11. Line 108: on adequate binding…
12. Line 112: reducing the
13. Line 113: steps
14. Line 118: taken up; Line 119: remove “resulting liver specific”
15. Line 120: and caused a significant reduction
16. Line 124: capable of interacting with…
17. Line 126: replace evidenced with “shown”
18. Line 132: LPN; in half of patients.
19. Line 135: siRNA was investigated in a
20. Line 139: acid; Line 145: genes; replace can with could.
21. Line 152: replace formation with generation.
22. Line 164: are now being recruited.
23. Line 166: causes.
24. Line 172: it was reported to decrease HBV…Line 175: of a combination protocol.
25. Line 177: which can induce
26. Line 180: levels
27. Line 184: exhibited not experimented.

Author Response

Dear reviewers,

We really appreciated your fine work, thank you for your valuable efforts. We totally understood the criticisms highlighted and in particular we have revised the English language helped by English native speakers.
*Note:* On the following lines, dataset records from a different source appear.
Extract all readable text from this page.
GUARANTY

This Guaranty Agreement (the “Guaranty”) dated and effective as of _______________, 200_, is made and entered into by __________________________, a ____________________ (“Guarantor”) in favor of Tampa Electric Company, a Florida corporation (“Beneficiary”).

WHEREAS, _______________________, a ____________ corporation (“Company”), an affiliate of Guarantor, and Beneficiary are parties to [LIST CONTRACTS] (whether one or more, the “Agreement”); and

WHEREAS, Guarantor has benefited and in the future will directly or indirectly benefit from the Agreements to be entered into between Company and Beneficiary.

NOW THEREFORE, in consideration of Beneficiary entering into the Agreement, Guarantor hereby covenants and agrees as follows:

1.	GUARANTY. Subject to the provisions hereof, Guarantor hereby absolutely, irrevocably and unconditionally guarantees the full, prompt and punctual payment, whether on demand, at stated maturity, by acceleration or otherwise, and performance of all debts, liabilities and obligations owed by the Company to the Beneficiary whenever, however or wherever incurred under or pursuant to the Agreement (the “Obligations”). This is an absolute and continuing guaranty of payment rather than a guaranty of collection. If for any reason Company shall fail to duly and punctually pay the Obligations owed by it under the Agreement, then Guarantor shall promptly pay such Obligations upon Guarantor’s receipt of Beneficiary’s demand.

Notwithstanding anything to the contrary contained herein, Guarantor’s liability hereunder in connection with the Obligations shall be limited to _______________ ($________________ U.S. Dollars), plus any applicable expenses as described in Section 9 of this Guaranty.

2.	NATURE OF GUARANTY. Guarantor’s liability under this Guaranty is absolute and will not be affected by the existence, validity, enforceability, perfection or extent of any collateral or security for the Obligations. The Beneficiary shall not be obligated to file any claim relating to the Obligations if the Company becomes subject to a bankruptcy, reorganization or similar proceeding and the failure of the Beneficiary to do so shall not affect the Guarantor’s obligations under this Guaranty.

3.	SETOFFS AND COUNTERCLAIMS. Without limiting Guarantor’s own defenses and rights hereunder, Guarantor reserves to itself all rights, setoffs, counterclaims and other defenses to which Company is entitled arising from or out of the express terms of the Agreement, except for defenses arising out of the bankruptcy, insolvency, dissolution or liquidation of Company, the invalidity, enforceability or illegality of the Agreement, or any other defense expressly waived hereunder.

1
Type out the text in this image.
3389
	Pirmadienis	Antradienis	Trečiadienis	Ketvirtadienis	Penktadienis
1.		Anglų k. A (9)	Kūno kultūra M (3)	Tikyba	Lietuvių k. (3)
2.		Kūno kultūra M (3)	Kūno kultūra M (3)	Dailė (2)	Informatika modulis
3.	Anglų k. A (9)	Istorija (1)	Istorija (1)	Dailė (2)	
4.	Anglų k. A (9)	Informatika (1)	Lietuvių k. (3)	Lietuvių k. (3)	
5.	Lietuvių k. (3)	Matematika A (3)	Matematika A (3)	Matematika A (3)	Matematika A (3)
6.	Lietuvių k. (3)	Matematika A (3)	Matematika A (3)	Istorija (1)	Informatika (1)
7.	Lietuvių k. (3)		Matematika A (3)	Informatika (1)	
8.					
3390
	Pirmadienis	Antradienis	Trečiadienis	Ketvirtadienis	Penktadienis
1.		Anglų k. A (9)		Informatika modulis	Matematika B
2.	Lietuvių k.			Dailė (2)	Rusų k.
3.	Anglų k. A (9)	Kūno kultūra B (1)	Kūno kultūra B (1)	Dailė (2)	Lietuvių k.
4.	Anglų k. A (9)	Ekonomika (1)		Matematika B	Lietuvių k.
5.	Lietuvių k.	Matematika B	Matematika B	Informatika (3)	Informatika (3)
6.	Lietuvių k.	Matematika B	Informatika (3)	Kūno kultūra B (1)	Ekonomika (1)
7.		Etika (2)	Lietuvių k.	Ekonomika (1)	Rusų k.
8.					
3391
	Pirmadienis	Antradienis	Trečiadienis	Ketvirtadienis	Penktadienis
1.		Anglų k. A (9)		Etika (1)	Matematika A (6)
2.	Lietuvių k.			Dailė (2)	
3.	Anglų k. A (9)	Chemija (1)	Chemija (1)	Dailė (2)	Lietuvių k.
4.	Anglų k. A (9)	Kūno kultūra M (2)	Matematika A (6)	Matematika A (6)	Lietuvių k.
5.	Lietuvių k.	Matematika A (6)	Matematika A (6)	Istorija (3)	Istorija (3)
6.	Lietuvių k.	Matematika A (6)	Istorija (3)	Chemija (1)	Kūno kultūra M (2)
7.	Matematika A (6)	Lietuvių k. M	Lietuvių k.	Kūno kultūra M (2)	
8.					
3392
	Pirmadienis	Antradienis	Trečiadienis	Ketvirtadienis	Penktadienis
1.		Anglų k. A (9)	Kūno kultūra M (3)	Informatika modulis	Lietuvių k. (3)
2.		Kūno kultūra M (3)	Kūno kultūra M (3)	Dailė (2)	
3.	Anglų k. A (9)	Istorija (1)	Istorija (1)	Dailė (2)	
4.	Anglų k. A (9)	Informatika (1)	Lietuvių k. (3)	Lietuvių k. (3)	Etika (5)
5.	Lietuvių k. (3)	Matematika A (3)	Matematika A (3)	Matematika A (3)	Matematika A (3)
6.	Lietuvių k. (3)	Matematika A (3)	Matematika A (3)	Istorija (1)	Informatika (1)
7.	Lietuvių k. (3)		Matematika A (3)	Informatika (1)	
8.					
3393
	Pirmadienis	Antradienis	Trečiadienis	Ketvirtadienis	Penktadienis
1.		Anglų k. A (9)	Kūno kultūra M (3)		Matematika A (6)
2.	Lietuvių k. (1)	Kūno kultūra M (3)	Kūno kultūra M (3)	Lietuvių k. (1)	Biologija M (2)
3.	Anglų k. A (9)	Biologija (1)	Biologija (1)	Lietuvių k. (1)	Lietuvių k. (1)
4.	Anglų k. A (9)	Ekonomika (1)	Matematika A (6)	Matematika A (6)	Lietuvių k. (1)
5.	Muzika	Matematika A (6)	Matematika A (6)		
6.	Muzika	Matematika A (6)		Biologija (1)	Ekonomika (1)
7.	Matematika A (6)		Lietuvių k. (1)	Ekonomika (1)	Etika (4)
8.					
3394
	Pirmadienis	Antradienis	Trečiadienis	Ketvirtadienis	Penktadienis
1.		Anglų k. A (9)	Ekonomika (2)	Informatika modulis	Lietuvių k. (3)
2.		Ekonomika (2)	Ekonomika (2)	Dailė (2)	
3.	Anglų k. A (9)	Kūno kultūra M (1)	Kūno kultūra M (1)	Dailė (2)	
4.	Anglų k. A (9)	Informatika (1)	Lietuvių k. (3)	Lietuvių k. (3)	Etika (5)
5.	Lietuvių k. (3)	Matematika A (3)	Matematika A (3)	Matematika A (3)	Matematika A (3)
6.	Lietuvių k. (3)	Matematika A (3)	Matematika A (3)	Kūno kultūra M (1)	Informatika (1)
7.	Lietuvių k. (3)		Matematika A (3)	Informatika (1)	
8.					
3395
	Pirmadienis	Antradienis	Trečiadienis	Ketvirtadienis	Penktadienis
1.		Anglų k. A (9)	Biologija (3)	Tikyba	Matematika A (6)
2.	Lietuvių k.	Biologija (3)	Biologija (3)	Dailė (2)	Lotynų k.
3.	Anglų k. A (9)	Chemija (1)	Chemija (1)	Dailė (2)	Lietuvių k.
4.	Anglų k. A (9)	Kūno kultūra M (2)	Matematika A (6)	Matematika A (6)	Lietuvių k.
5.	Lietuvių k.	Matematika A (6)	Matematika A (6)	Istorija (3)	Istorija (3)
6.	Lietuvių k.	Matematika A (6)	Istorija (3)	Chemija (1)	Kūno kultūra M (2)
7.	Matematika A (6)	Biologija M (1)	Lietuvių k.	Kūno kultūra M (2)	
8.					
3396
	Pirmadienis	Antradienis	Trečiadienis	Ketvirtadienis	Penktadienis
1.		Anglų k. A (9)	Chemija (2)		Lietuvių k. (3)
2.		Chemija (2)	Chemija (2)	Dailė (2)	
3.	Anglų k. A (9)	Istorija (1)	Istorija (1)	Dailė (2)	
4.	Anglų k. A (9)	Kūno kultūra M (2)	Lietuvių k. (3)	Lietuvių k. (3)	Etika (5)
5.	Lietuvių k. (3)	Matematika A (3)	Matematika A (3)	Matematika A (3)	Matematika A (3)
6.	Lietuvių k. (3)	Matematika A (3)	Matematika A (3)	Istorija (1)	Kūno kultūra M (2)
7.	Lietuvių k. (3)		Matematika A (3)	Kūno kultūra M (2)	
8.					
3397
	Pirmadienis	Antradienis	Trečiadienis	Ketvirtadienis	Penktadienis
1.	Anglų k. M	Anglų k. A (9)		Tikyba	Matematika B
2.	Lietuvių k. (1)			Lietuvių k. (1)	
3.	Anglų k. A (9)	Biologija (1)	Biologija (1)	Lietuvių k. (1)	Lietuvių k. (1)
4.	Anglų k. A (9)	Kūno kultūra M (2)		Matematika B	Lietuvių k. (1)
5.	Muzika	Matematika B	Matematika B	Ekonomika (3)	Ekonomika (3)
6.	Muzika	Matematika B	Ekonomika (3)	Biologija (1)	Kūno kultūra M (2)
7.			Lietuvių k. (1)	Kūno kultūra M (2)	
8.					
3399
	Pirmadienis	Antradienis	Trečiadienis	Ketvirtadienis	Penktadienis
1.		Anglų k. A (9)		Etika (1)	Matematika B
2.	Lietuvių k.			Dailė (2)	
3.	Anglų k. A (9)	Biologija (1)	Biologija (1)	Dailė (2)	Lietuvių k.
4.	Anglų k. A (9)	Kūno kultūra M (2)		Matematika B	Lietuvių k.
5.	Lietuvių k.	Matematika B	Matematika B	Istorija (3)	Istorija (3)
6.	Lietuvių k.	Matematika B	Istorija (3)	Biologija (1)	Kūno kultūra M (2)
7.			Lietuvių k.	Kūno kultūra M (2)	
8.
We are sorry for the tables configuration, in the original manuscript everything was clearly visible and readable. We must thank you not only for the formal corrections but especially for those concerning the content. We have made the required changes, revised the references and added more detail about the results of the different clinical trials testing the new anti-viral drugs both in animal and human studies. We really thank you again for all your efforts.

Reviewer 3

We thank the Reviewer for his work, interest and suggestions. We hope this revised version will be more understandable and complete. Since HDV is the specific subject of another manuscript belonging to the same special issue we actively decided not to include it in our paper. We thank the reviewer again for his suggestion.

Author Response File: Author Response.docx

Round 2

Reviewer 1 Report

The authors addressed properly the comments risen by the referees. English editing has been extensive. Discussions and references have been updated.